Unlike CCNB1, CCNA2, and CDK1, currently, the remaining genes (TOP2A, KIF11, and MELK) are not found to be associated with cell cycle; their dysfunctions might still affect the progression and prognosis of breast cancer. TOP2A was a significant prognostic factor in predicting the breast cancer patient OS, and low expression of TOP2A was associated with a better clinical outcome (Xu et al., 2015). In addition, like HER2 amplification, TOP2A amplification or deletion was associated with an increase in responsiveness to anthracycline-containing chemotherapy regimens relative to non-anthracycline regimens (O’Malley et al., 2009). These reports collectively illustrate that TOP2A may be a prognostic factor for breast cancer and implicated a role on anthracycline-containing chemotherapy regimens.
Several articles have elucidated the functions of KIF11 in breast cancers—for example, Pei et al. demonstrated that KIF11 was upregulated in 95.8% paraffin-embedded archival breast cancer biopsies, and decreased expression of KIF11 inhibited the proliferation of breast cancer cells in vitro and in vivo (Pei et al., 2017). Besides, Zhou et al. found that the inhibition of KIF11 significantly decreased the cell viability, colony formation, as well as migration and invasion, but promoted apoptosis (Wang et al., 2014). These data conclude KIF11 as a potential oncogene that regulates the development and progression of breast cancer.

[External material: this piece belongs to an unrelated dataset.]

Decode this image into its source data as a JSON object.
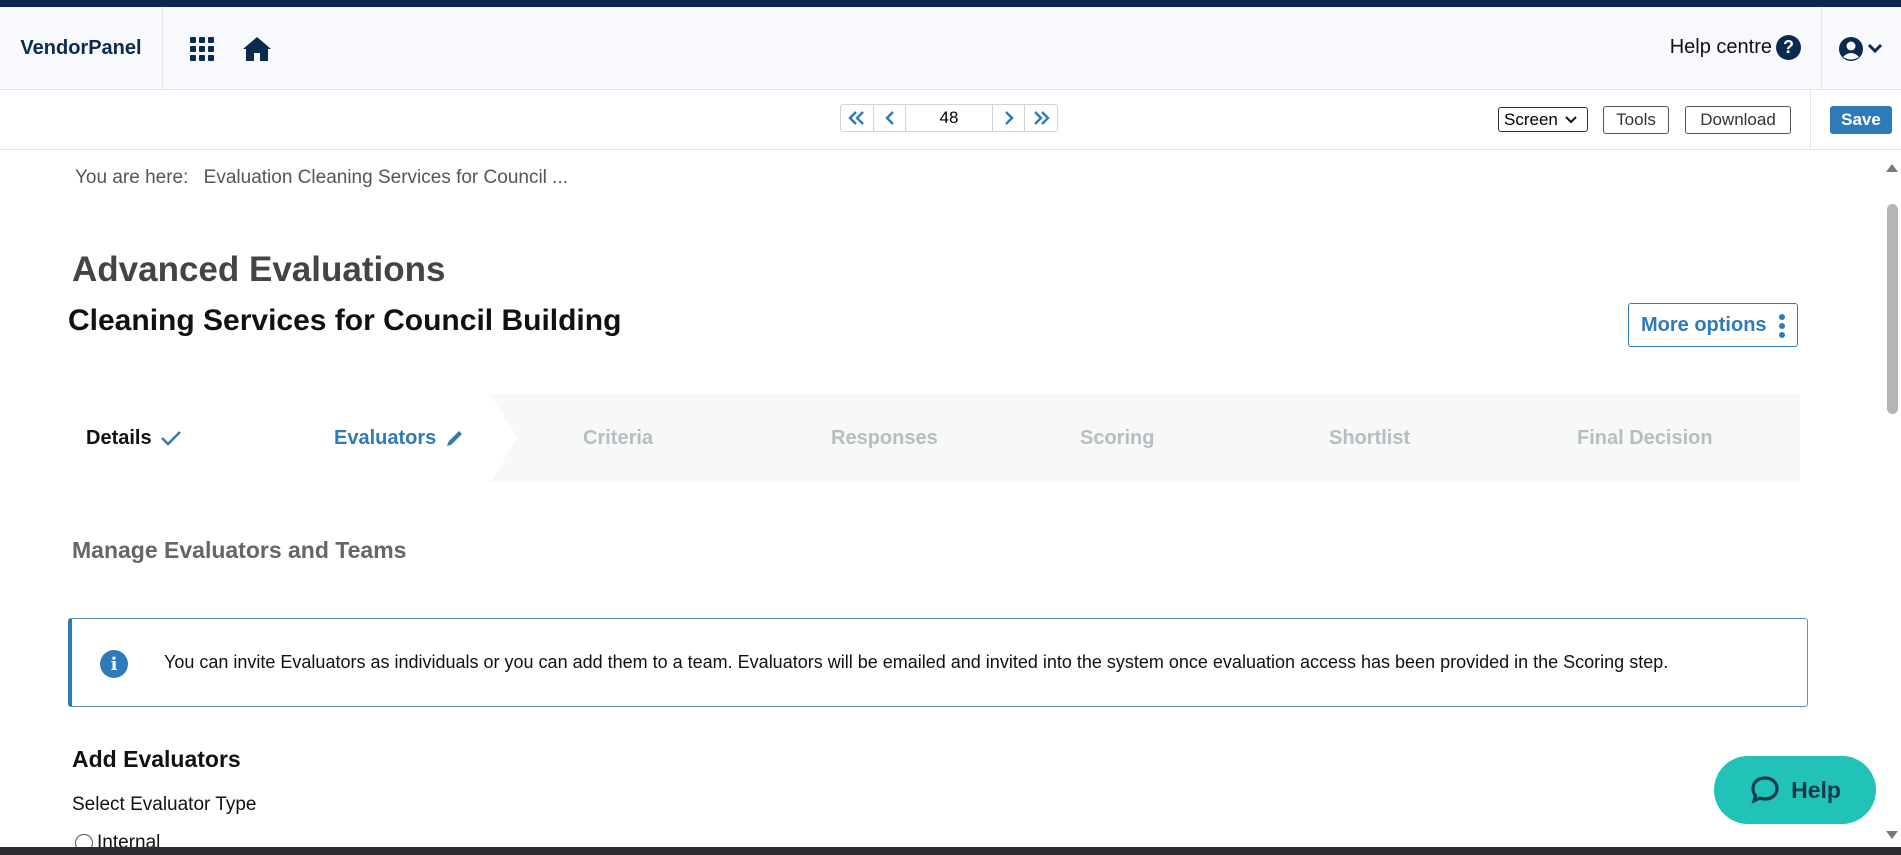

However, there were several contradictory studies that explored the function of MELK in basal-like breast cancer. Wang et al. elucidated that MELK was highly overexpressed in breast cancer, and its overexpression was strongly correlated with poor prognosis. Functionally, the ablation of MELK selectively inhibited the proliferation of basal-like breast cancer, but not type of luminal breast cancer cells both in vitro and in vivo (Wang et al., 2014). Nevertheless, recently, Huang et al. demonstrated that MELK was not required for the proliferation of basal-like breast cancer cells (Huang et al., 2017), to some extent, which was consistent with another study conducted by Giuliano et al. (2018). Taken together, these data suggest a confused role of MELK in basal-like breast cancer and further study is required.
To further explore the possibility of these hub genes as potential therapeutic targets for breast cancer, we analyzed the interaction between six hub genes and available therapeutic drugs of cancer and found that numbers of drugs could affect the expression of these hub genes. Nevertheless, whether breast cancer patient with overexpression of these hub genes could benefit from the suppression of hub genes, or whether these hub genes are promising, therapeutic targets still need further experimental supports including pre-clinical and prospective clinical studies.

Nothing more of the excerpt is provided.